I am trying to improve my art and my life one week at a time now. I decided to make one change per week and see what happens. It is my fourth week and I’m not sure it is working so far, but I am trying.

This week I am reflecting on an existential question concerning my art: “Am I doing the creative work I intend to do? And if not, why?” To answer this you have to start by knowing what it is you intend to do which I haven’t really figured out yet.

So , basically the answer is No, not right now. I know everything has to do with intention, decisions, choices and I’m all over the place. Well at least I’ve identified what I don’t want to do, so I suppose it is progress.

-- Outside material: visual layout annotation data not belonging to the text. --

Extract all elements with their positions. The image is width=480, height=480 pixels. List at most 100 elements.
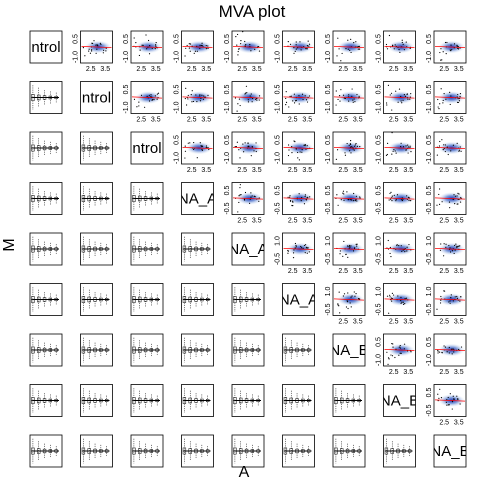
- scatter-point: [391, 298, 392, 299]
- scatter-point: [343, 191, 344, 192]
- scatter-point: [400, 297, 401, 298]
- panel-r6-c7: 2.5 3.51.0-0.5: [325, 284, 365, 326]
- panel-r9-c9: NA_B: [430, 435, 469, 467]
- scatter-point: [304, 203, 305, 204]
- y-tick-label: -0.5: [275, 253, 282, 265]
- scatter-point: [305, 145, 306, 146]
- scatter-point: [237, 34, 238, 35]
- scatter-point: [239, 48, 240, 49]
- scatter-point: [350, 147, 351, 148]
- scatter-point: [306, 197, 307, 198]
- scatter-point: [386, 352, 387, 353]
- scatter-point: [451, 49, 452, 50]
- scatter-point: [238, 149, 239, 150]
- panel-r2-c2: ntrol: [81, 82, 113, 114]
- scatter-point: [394, 195, 395, 196]
- scatter-point: [188, 143, 189, 144]
- scatter-point: [445, 151, 446, 152]
- scatter-point: [338, 48, 339, 49]
- scatter-point: [410, 48, 411, 49]
- scatter-point: [389, 358, 390, 359]
- panel-r8-c8: NA_B: [380, 385, 419, 417]
- scatter-point: [254, 196, 255, 197]
- scatter-point: [391, 154, 392, 155]
- scatter-point: [91, 49, 92, 50]
- scatter-point: [453, 396, 454, 397]
- scatter-point: [410, 96, 411, 97]
- scatter-point: [392, 196, 393, 197]
- scatter-point: [454, 253, 455, 254]
- panel-r5-c9: 2.5 3.51.0-0.5: [426, 233, 466, 275]
- panel-r8-c7: [333, 385, 365, 417]
- scatter-point: [238, 202, 239, 203]
- scatter-point: [386, 155, 387, 156]
- panel-r9-c8: [384, 435, 416, 467]
- scatter-point: [298, 95, 299, 96]
- scatter-point: [307, 101, 308, 102]
- scatter-point: [200, 145, 201, 146]
- scatter-point: [400, 345, 401, 346]
- scatter-point: [207, 45, 208, 46]
- scatter-point: [395, 44, 396, 45]
- scatter-point: [199, 95, 200, 96]
- panel-r2-c6: 2.5 3.50.5-1.0: [275, 82, 315, 124]
- scatter-point: [246, 86, 247, 87]
- scatter-point: [443, 100, 444, 101]
- scatter-point: [387, 296, 388, 297]
- scatter-point: [453, 194, 454, 195]
- scatter-point: [448, 301, 449, 302]
- x-tick-label: 3.5: [353, 218, 363, 225]
- scatter-point: [306, 199, 307, 200]
- scatter-point: [202, 45, 203, 46]
- scatter-point: [155, 95, 156, 96]
- scatter-point: [452, 250, 453, 251]
- scatter-point: [206, 48, 207, 49]
- scatter-point: [202, 146, 203, 147]
- scatter-point: [338, 305, 339, 306]
- scatter-point: [206, 45, 207, 46]
- scatter-point: [408, 152, 409, 153]
- scatter-point: [185, 48, 186, 49]
- scatter-point: [404, 348, 405, 349]
- panel-r6-c2: [81, 284, 113, 316]
- y-tick-label: -0.5: [376, 303, 383, 315]
- scatter-point: [441, 59, 442, 60]
- scatter-point: [84, 55, 85, 56]
- x-tick-label: 2.5: [237, 117, 247, 124]
- scatter-point: [239, 194, 240, 195]
- scatter-point: [441, 397, 442, 398]
- scatter-point: [447, 351, 448, 352]
- y-tick-label: 0.5: [325, 186, 332, 196]
- scatter-point: [460, 197, 461, 198]
- scatter-point: [346, 191, 347, 192]
- scatter-point: [391, 132, 392, 133]
- scatter-point: [289, 195, 290, 196]
- scatter-point: [250, 192, 251, 193]
- panel-r7-c8: 2.5 3.5 0.5 -1.0: [376, 334, 416, 376]
- panel-r9-c1: [30, 435, 62, 467]
- scatter-point: [185, 146, 186, 147]
- scatter-point: [140, 50, 141, 51]
- scatter-point: [448, 397, 449, 398]
- scatter-point: [337, 149, 338, 150]
- panel-r4-c2: [81, 183, 113, 215]
- scatter-point: [403, 302, 404, 303]
- scatter-point: [404, 303, 405, 304]
- scatter-point: [309, 251, 310, 252]
- scatter-point: [295, 243, 296, 244]
- scatter-point: [136, 106, 137, 107]
- scatter-point: [251, 155, 252, 156]
- panel-r3-c1: [30, 132, 62, 164]
- scatter-point: [186, 104, 187, 105]
- y-tick-label: -0.5: [325, 303, 332, 315]
- scatter-point: [401, 302, 402, 303]
- panel-r9-c6: [283, 435, 315, 467]
- panel-r1-c1: ntrol: [30, 31, 62, 63]
- scatter-point: [438, 106, 439, 107]
- x-tick-label: 3.5: [353, 117, 363, 124]
- scatter-point: [259, 95, 260, 96]
- scatter-point: [350, 39, 351, 40]
- scatter-point: [249, 203, 250, 204]
- x-tick-label: 2.5: [288, 117, 298, 124]
- scatter-point: [401, 143, 402, 144]
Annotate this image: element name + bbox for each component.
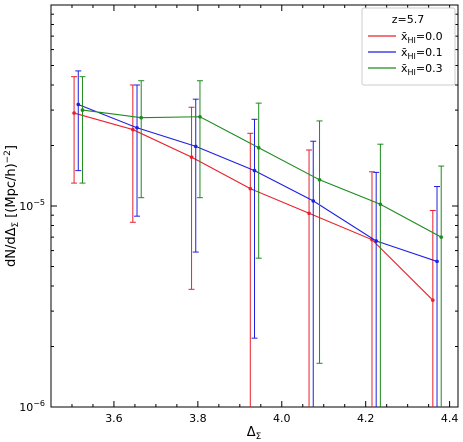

A year and a half ago, I decided I would use the next 2 years to explore composition and to that extent, I took workshops when I could. I need to loosen up and get into the right brain mode quicker. I take too much time to organize and plan yet I am never satisfied with the results unless I spend an enormous amount of time on my painting. These years of exploration have served to narrow down what I like though, but there is still a malaise, an insecurity, an impatience with myself that I cannot produce enough and to my satisfaction. I love to start projects but always get stuck towards the end with the anxiety of finishing, with the eagerness to start something new.

I love the heart thumping that comes with a new idea. I have come to the conclusion I will never have enough time to paint all the paintings I want to do, to explore all the subjects that interest me. I have to find satisfaction within this limitation. I was told this week I have to accept. Accept the limitations on my time, the limits of my body. I am not accepting this yet.